What's the automorphism group of the real and complex numbers and the quaternions? According to Wikipedia the automorphism group of the octonions is the exceptional group $G_2$. Are there analogous groups for the real numbers, the complex numbers and the quaternions?

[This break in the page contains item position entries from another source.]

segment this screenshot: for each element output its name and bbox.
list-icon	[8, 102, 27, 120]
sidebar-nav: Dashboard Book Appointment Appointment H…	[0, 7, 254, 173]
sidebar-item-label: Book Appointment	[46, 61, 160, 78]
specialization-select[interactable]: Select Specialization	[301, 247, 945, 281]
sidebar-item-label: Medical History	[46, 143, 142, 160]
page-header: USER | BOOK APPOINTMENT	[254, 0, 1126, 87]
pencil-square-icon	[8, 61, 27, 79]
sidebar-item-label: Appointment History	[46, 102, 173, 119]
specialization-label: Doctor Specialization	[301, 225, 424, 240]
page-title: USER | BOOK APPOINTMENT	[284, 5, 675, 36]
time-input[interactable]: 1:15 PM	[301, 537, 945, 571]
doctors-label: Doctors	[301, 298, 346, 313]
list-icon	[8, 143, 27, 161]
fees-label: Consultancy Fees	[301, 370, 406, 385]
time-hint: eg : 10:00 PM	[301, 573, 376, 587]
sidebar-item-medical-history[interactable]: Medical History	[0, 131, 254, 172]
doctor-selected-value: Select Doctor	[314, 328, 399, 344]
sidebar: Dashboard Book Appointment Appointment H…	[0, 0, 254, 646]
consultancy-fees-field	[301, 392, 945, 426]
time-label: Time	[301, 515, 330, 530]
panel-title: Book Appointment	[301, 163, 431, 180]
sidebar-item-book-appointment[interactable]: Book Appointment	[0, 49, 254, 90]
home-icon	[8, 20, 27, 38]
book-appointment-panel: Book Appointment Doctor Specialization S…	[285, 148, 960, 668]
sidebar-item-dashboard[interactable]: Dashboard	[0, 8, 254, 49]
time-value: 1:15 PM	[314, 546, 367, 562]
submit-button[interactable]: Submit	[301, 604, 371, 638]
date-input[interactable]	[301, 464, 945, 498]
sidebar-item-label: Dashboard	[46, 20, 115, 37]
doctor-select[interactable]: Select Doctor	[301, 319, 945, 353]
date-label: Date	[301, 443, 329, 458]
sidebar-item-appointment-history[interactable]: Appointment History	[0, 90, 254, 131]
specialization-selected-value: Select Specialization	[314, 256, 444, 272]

 A: Regarding $R,$ let $h:F \to  G$ be an isomorphism between subfields $F,G$ of $R .$
If  $\forall x\in F\; (x>0\implies \sqrt x\in F),$ then $h=id_F. $ Because, for $x,y\in F,$ we have $$x>y\implies 0\ne h(x)-h(y)=(h(\sqrt {x-y}))^2 \implies h(x)>h(y).$$ And $h|Q=id_Q.$ So $\{q\in Q:q<x\}=\{q\in Q:q<h(x)\}$ for all $x\in F.$ In particular if $F=R$ then  $h=id_R$  and $G=R.$
A: The automorphism group of $\mathbb{R}$ is trivial.
The automorphism group of $\mathbb{C}$ is extremely complicated (at least if you accept the axiom of choice) : see http://www.jstor.org/stable/2689301?seq=1#page_scan_tab_contents for instance.
The automorphism group of $\mathbb{H}$ is $\mathbb{H}^*/\mathbb{R}^*$ : according to the Skolem-Noether theorem, every $\mathbb{R}$-algebra automorphism of $\mathbb{H}$ is inner, so it just remains to quotient out the center. But every ring automorphism must induce an automorphism of the center, and since the center $\mathbb{R}$ does not have not-trivial automorphisms, every ring automorphism is actually a $\mathbb{R}$-algebra automorphism.
Note that this group is actually isomorphic to $SO(3)$ : the conjugation action is by isometry on the subspace of pure quaternions.